Aylardır süren görüşmeler, Abu Dabi Velihat Prensi Muhammed Bin Zayed El Nahyan ve AKP’li Cumhurbaşkanı Recep Tayyip Erdoğan ortasında geçen ay gerçekleşen telefon görüşmesinden evvel başladı.
Sözcü’nün Bloomberg’den aktardıklarına nazaran, hususa yakın üç kaynak, Emirlik’in en büyük fonu Abu Dhabi Investment Authority (ADIA) ve en yeni kurulan fonu ADQ, Türk şirketleriyle geçtiğimiz haftalarda görüşmeler yaptı. Bir kaynağa nazaran yalnızca ADQ, Türk fintech ve sıhhat kesimi firmalarına 1 milyar dolara kadar yatırım yapmayı pahalandırıyor.
Birleşik Arap Emirlikleri’nin ikinci en bedelli halka açık şirketi olan International Holding’in (IHC) sözcüsü sıhhat ve sanayi bölümlerindeki yatırım fırsatlarını değerlendirdiklerini söyledi. Sözcü “Türkiye bizim için büyük bir yatırım fırsatı olabilecek en değerli besin sürece tesislerinden birine sahip” diye konuştu.
İLGİLERDE YUMUŞAMA
Bir kaynağa nazaran ortalarında Abu Dhabi merkezli Royal Group’a ilişkin özel yatırım şirketi Chimera Investments ve Nerve Holding’in de olduğu öbür fonlar Türkiye’yi incelerken bu fonların her biri 1 milyar dolara kadar yatırım yapabilir.

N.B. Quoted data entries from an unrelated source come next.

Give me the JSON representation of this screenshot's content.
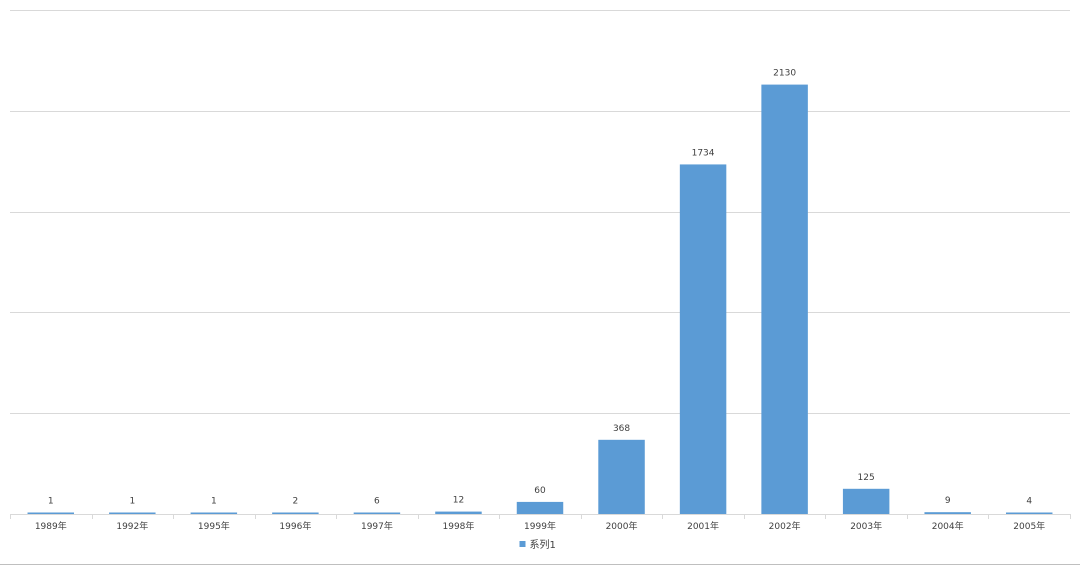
{
  "chart_data": {
    "type": "bar",
    "categories": [
      "1989年",
      "1992年",
      "1995年",
      "1996年",
      "1997年",
      "1998年",
      "1999年",
      "2000年",
      "2001年",
      "2002年",
      "2003年",
      "2004年",
      "2005年"
    ],
    "series": [
      {
        "name": "系列1",
        "values": [
          1,
          1,
          1,
          2,
          6,
          12,
          60,
          368,
          1734,
          2130,
          125,
          9,
          4
        ],
        "color": "#5b9bd5"
      }
    ],
    "data_labels": [
      "1",
      "1",
      "1",
      "2",
      "6",
      "12",
      "60",
      "368",
      "1734",
      "2130",
      "125",
      "9",
      "4"
    ],
    "ylim": [
      0,
      2500
    ],
    "gridlines": [
      0,
      500,
      1000,
      1500,
      2000,
      2500
    ],
    "y_tick_labels_visible": false,
    "grid": true,
    "legend_position": "bottom-center",
    "title": "",
    "xlabel": "",
    "ylabel": ""
  }
}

Görüşmeler erken evrede olsa da Suriye ve Libya’da karşı karşıya gelen iki ülke ortasındaki bağlardaki yumuşamaya işaret ediyor.
Ağustos ayında BAE Ulusal Güvenlik Danışmanı Pir Tahnun bin Zayed El Nahyan Ankara’da Erdoğan ile görüşmüştü. Tahnun tıpkı vakitte ADQ, IHC ve Royal Group’un idare heyeti başkanlığını yürütüyor.

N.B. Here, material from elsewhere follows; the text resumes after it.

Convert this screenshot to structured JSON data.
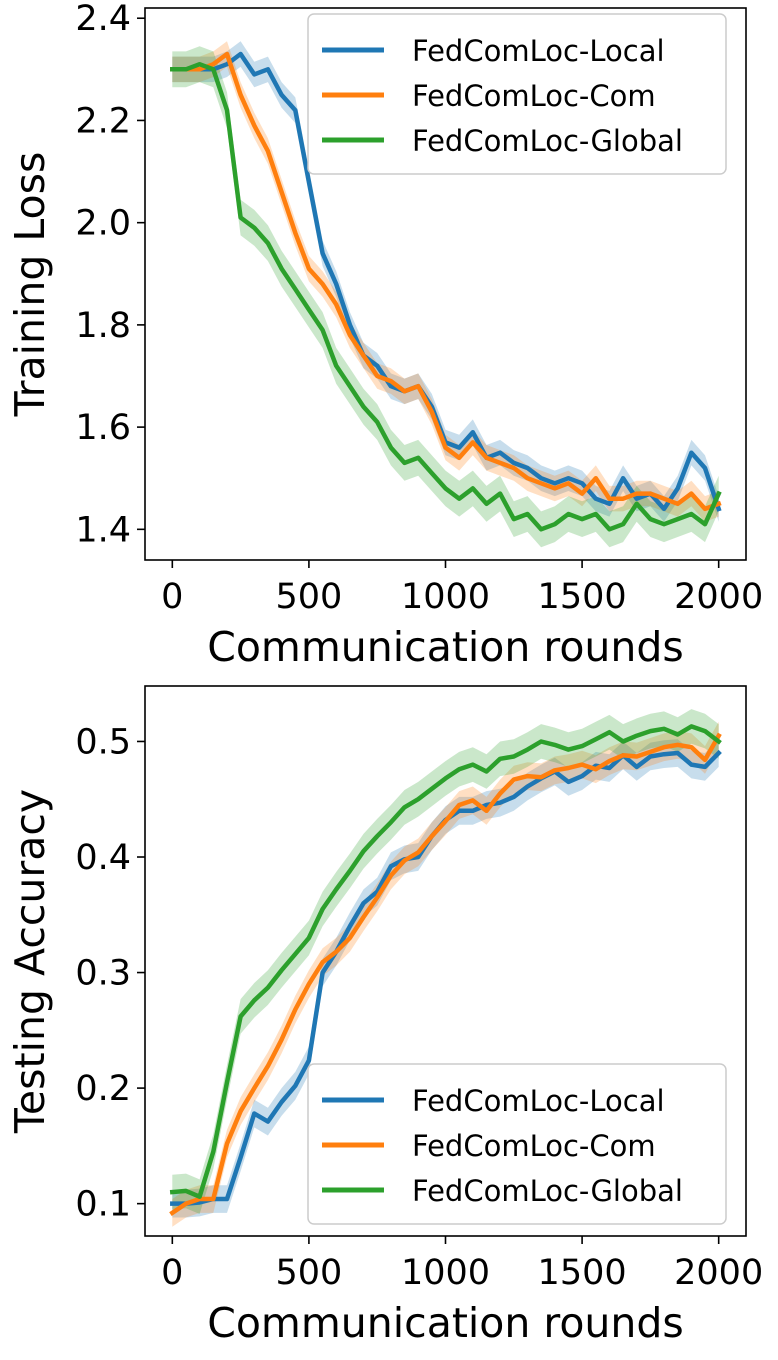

Şu tarihe kadar Türkiye’ye en büyük BAE yatırımı 2019’da Emirates NDB’nin Denizbank’ı Rus Sberbank’tan 2,75 milyar dolara satın almasıyla yapılmıştı.
Bu ayın başında Dubai merkezli lojistik firması Aramex, MNG Kargo’yu satın alma görüşmeleri yaptığını duyurmuştu.
PEKER DE DUBAI’DE ŞİRKET KURMUŞTU
Türkiye’de, hakkında organize cürüm örgütü yöneticisi olduğu savıyla soruşturma başlatılan Sedat Peker’in son olarak bulunduğu Birleşik Arap Emirlikleri ile ilgili dikkat çeken bir gelişme yaşanmıştı.
Dubai’de şirket kurduğunu açıklayan Peker geçtiğimiz günlerde halktv.com.tr muharriri İsmail Saymaz’a konuşarak, “Üç yıllık oturum aldım. İş insanı olarak bulunuyorum. Pasaportum iptal edildiği için öbür bir ülkeye gidebilmem mümkün değil. Çabayı bırakmış değilim” demişti.
Pasaportunun iptal edildiğini belirten Peker ayrıyeten, “Pasaportumun iptal edildiği tarih ‘Belki diğer bir ülkeye geçebilirim’ diye paylaşım yaptığım vakte denk geliyor. Eşim ve yaşları küçük olan üç çocuğum haricinde, ailem ve etrafımdaki herkesin pasaportları iptal edildi. Hangi münasebetle iptal edildiğini şimdi anlayamadım. Mahkeme kararı olmadan, İçişleri Bakanı talimatıyla iptal edildiler” diye konuşmuştu.